76 Einige Tage darauf spielte sein Held die Siebente auf dem Klavier, nur für ihn, und sagte dann: Wissen Sie, Isaak Dawidowitsch, im Ganzen bin ich gewiss glücklich mit dieser Sinfonie, aber …
77 – Glikmann blickte ihn verwundert an. Der Gastgeber räusperte sich, schenkte ihnen nach und murmelte (Nina und die Kinder hatten sich schon für die Nacht hinter ihren Vorhang zurückgezogen): Ich glaube, Elena Konstantinowskaja ist, Sie wissen schon, nach Taschkent evakuiert worden. Vielleicht könnten Sie sie von mir grüßen. Manchmal nennen ihre, äh, Freunde sie Ljalja. Vielleicht könnten Sie auch – nein, verzeihen Sie, das ist zu privat. Aber bitte übermitteln Sie ihr ein Zeichen meiner Verehrung, Sie verstehen. Nur meines … Nun, jetzt, da ich es mir überlege, vielleicht lieber doch nicht. Sie sind sehr … Aber grüßen Sie alle recht herzlich von mir und überbringen Sie mein, äh, Bedauern, dass diese Sinfonie nicht, Sie wissen schon, optimistischer ist … – Mitte Mai war die Partitur wohlbehalten in Taschkent eingetroffen. (Zu der Zeit
fand Schostakowitsch nach und nach heraus, welche seiner Kollegen in Leningrad umgekommen waren.) Im Juni, als die deutschen Faschisten den Fall Blau begannen (Charkow war schon gefallen), übten die Musiker ihre Partien, um dagegenzuhalten.

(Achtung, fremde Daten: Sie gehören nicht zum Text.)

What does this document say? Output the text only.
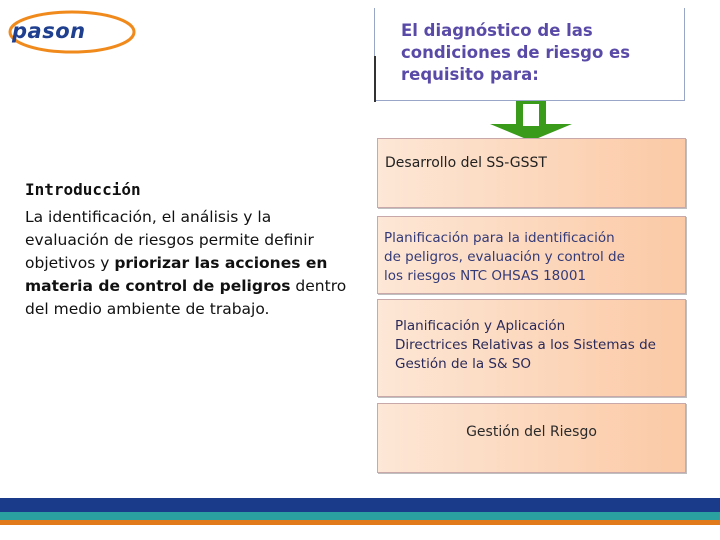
pason	El diagnóstico de las condiciones de riesgo es requisito para:
Desarrollo del SS-GSST
Planificación para la identificación
de peligros, evaluación y control de
los riesgos NTC OHSAS 18001
Planificación y Aplicación
Directrices Relativas a los Sistemas de
Gestión de la S& SO
Gestión del Riesgo
Introducción
La identificación, el análisis y la evaluación de riesgos permite definir objetivos y priorizar las acciones en materia de control de peligros dentro del medio ambiente de trabajo.
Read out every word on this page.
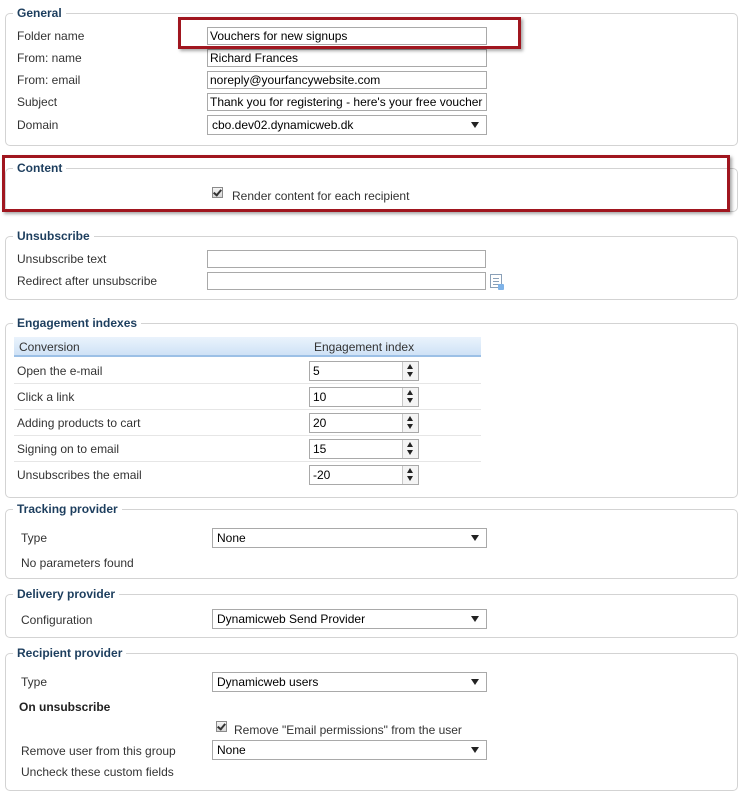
General
Folder name	Vouchers for new signups
From: name	Richard Frances
From: email	noreply@yourfancywebsite.com
Subject	Thank you for registering - here's your free voucher
Domain	cbo.dev02.dynamicweb.dk
Content
Render content for each recipient
Unsubscribe
Unsubscribe text
Redirect after unsubscribe
Engagement indexes
Conversion	Engagement index
Open the e-mail	5
Click a link	10
Adding products to cart	20
Signing on to email	15
Unsubscribes the email	-20
Tracking provider
Type	None
No parameters found
Delivery provider
Configuration	Dynamicweb Send Provider
Recipient provider
Type	Dynamicweb users
On unsubscribe
Remove "Email permissions" from the user
Remove user from this group	None
Uncheck these custom fields
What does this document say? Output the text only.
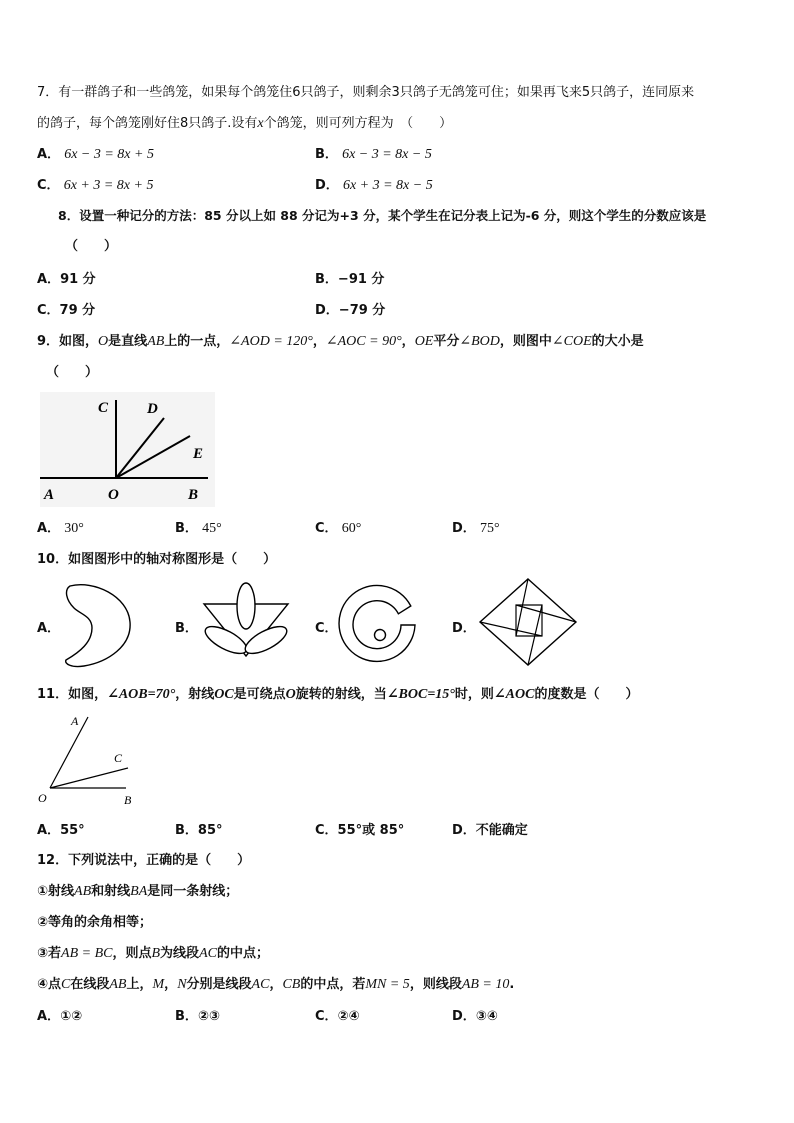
7．有一群鸽子和一些鸽笼，如果每个鸽笼住6只鸽子，则剩余3只鸽子无鸽笼可住；如果再飞来5只鸽子，连同原来
的鸽子，每个鸽笼刚好住8只鸽子.设有x个鸽笼，则可列方程为　（　　）
A． 6x − 3 = 8x + 5	B． 6x − 3 = 8x − 5
C． 6x + 3 = 8x + 5	D． 6x + 3 = 8x − 5
8．设置一种记分的方法：85 分以上如 88 分记为+3 分，某个学生在记分表上记为-6 分，则这个学生的分数应该是
（　　）
A．91 分	B．−91 分
C．79 分	D．−79 分
9．如图，O是直线AB上的一点，∠AOD = 120°，∠AOC = 90°，OE平分∠BOD，则图中∠COE的大小是
（　　）
C	D
E
A	O	B
A． 30°	B． 45°	C． 60°	D． 75°
10．如图图形中的轴对称图形是（　　）
A．	B．	C．	D．
11．如图，∠AOB=70°，射线OC是可绕点O旋转的射线，当∠BOC=15°时，则∠AOC的度数是（　　）
A
C
O	B
A．55°	B．85°	C．55°或 85°	D．不能确定
12．下列说法中，正确的是（　　）
①射线AB和射线BA是同一条射线；
②等角的余角相等；
③若AB = BC，则点B为线段AC的中点；
④点C在线段AB上，M，N分别是线段AC，CB的中点，若MN = 5，则线段AB = 10.
A．①②	B．②③	C．②④	D．③④
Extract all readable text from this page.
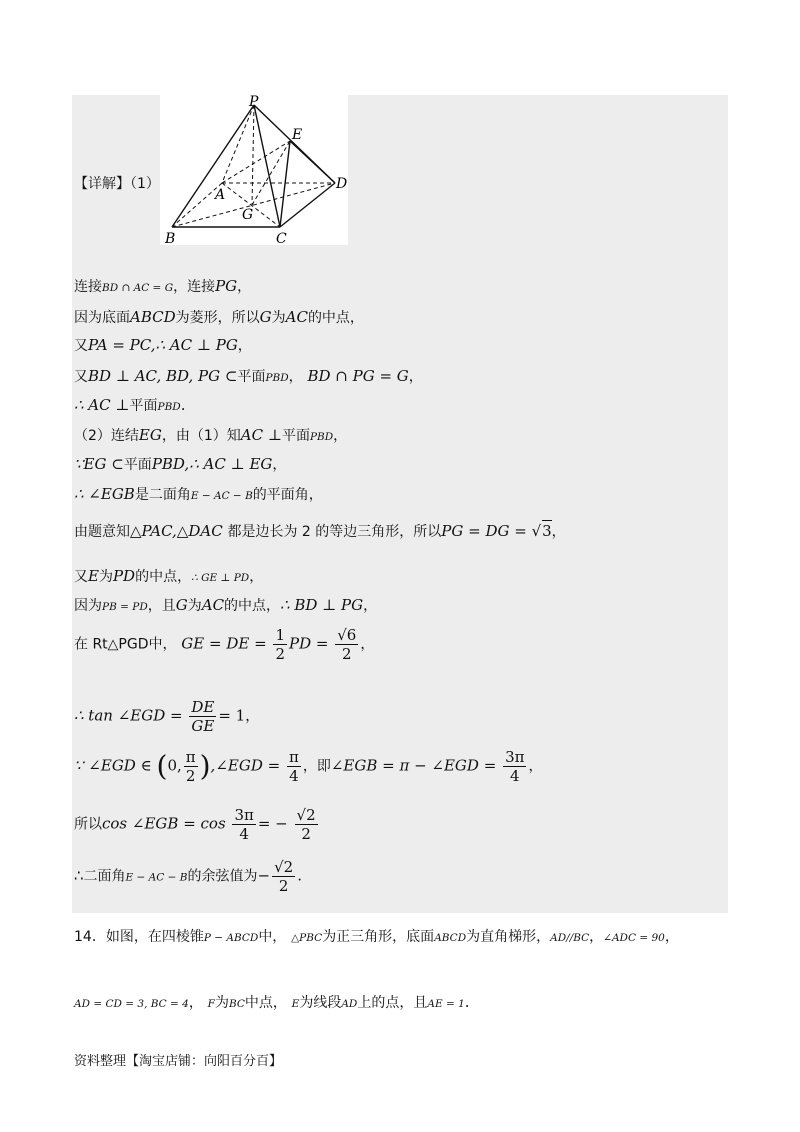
P
E
A
D
G
B	C
【详解】（1）
连接BD ∩ AC = G，连接PG，
因为底面ABCD为菱形，所以G为AC的中点，
又PA = PC,∴ AC ⊥ PG，
又BD ⊥ AC, BD, PG ⊂平面PBD， BD ∩ PG = G，
∴ AC ⊥平面PBD.
（2）连结EG，由（1）知AC ⊥平面PBD，
∵EG ⊂平面PBD,∴ AC ⊥ EG，
∴ ∠EGB是二面角E − AC − B的平面角，
由题意知△PAC,△DAC 都是边长为 2 的等边三角形，所以PG = DG = √3，
又E为PD的中点，∴ GE ⊥ PD，
因为PB = PD，且G为AC的中点，∴ BD ⊥ PG，
在 Rt△PGD中， GE = DE = $\frac{1}{2}$ PD = $\frac{√6}{2}$ ，
∴ tan ∠EGD = $\frac{DE}{GE} = 1$，
∵ ∠EGD ∈ (0, $\frac{\pi}{2}$ ),∠EGD = $\frac{\pi}{4}$ ，即∠EGB = π − ∠EGD = $\frac{3\pi}{4}$ ，
所以cos ∠EGB = $\cos \frac{3\pi}{4}$ = − $\frac{√2}{2}$
∴二面角E − AC − B的余弦值为− $\frac{√2}{2}$ .
14．如图，在四棱锥P − ABCD中， △PBC为正三角形，底面ABCD为直角梯形，AD//BC，∠ADC = 90，
AD = CD = 3, BC = 4， F为BC中点， E为线段AD上的点，且AE = 1.
资料整理【淘宝店铺：向阳百分百】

Sie trafen in Leningrad ein, als gerade der erste Angriff auf Stalingrad begann. Die Nachrichten hätten wirklich nicht schlechter sein können. Während der Proben erinnerten die leeren Sitzreihen an Grabsteine. Denn wer hätte sich wohl vom Ausheben der Panzergräben entschuldigen lassen können? Man hatte zweitrangige Musiker von der Front zurückbeordert und die Partitur (der Legende nach von Glikmann mit der Hand abgeschrieben) in einer Maschine vom Typ Li-2 vom Flughafen Wnukowo einfliegen lassen. Ranghohe Parteimitglieder fanden sich ein, wie es Stalins Wille war. Radioreporter legten ihre Kabel zwischen die reliefgeschmückten Säulen. Dies war beileibe nicht unser erstes Spektakel dieser Art. Zur Feier des Jahrestages unserer Oktoberrevolution hatten wir in Moskau in den düstersten Augenblicken der Belagerung eine Militärparade abgehalten. Solche Schauspiele seien der Welt eine Lehre, sagte der Genosse Stalin, der wie immer recht behalten sollte; sogar die Amerikaner waren beeindruckt. Warum der Welt diese Lektion in Leningrad nicht noch einmal erteilen? Und dennoch, wie seltsam es doch war, dass unser schlanker, tückisch genialer Mitja, dem die Finger in einem fort zitterten wie Quallententakel, dessen Frau sich weigerte, mit ihm zu schlafen, dessen Geliebte einen anderen geheiratet hatte und dessen Einstellung als formalistisch abgeurteilt worden war, derart herausgehoben wurde, wo wir uns doch schon lange einig waren, dass sein Lebensweg so ausgetreten war wie die Fliesenböden des Leningrader Konservatoriums, dass seine nächste Uraufführung in den Kellern der Lubjanka stattfinden würde, dass seine sogenannte »musikalische Stimme« nichts anderes war als widerhallende Fürze aus einer Tuba hinten im Flur! Und noch seltsamer schien es, dass Leningrad, jener Stadt, ebenso geheimnisvoll, feinsinnig und narzisstisch (und daher ebenso misstrauenerregend) wie ihre Dichterin Anna Achmatowa, so viel Sendezeit eingeräumt wurde! Aber das kann unseren Glauben an den Genossen Stalin nur stärken; er baut mit seinem Genie den Sozialismus aus ganz und gar überraschenden Bausteinen auf. (Der reaktionäre Kritiker Wolfgang Dömling hat, apologetisch, wie ich finde, angemerkt, es sei Schostakowitschs historischer
Aura und dem immensen moralischen Gewicht seines Werkes geschuldet, dass Diskussionen über dessen ästhetischen Wert von untergeordneter Bedeutung blieben.)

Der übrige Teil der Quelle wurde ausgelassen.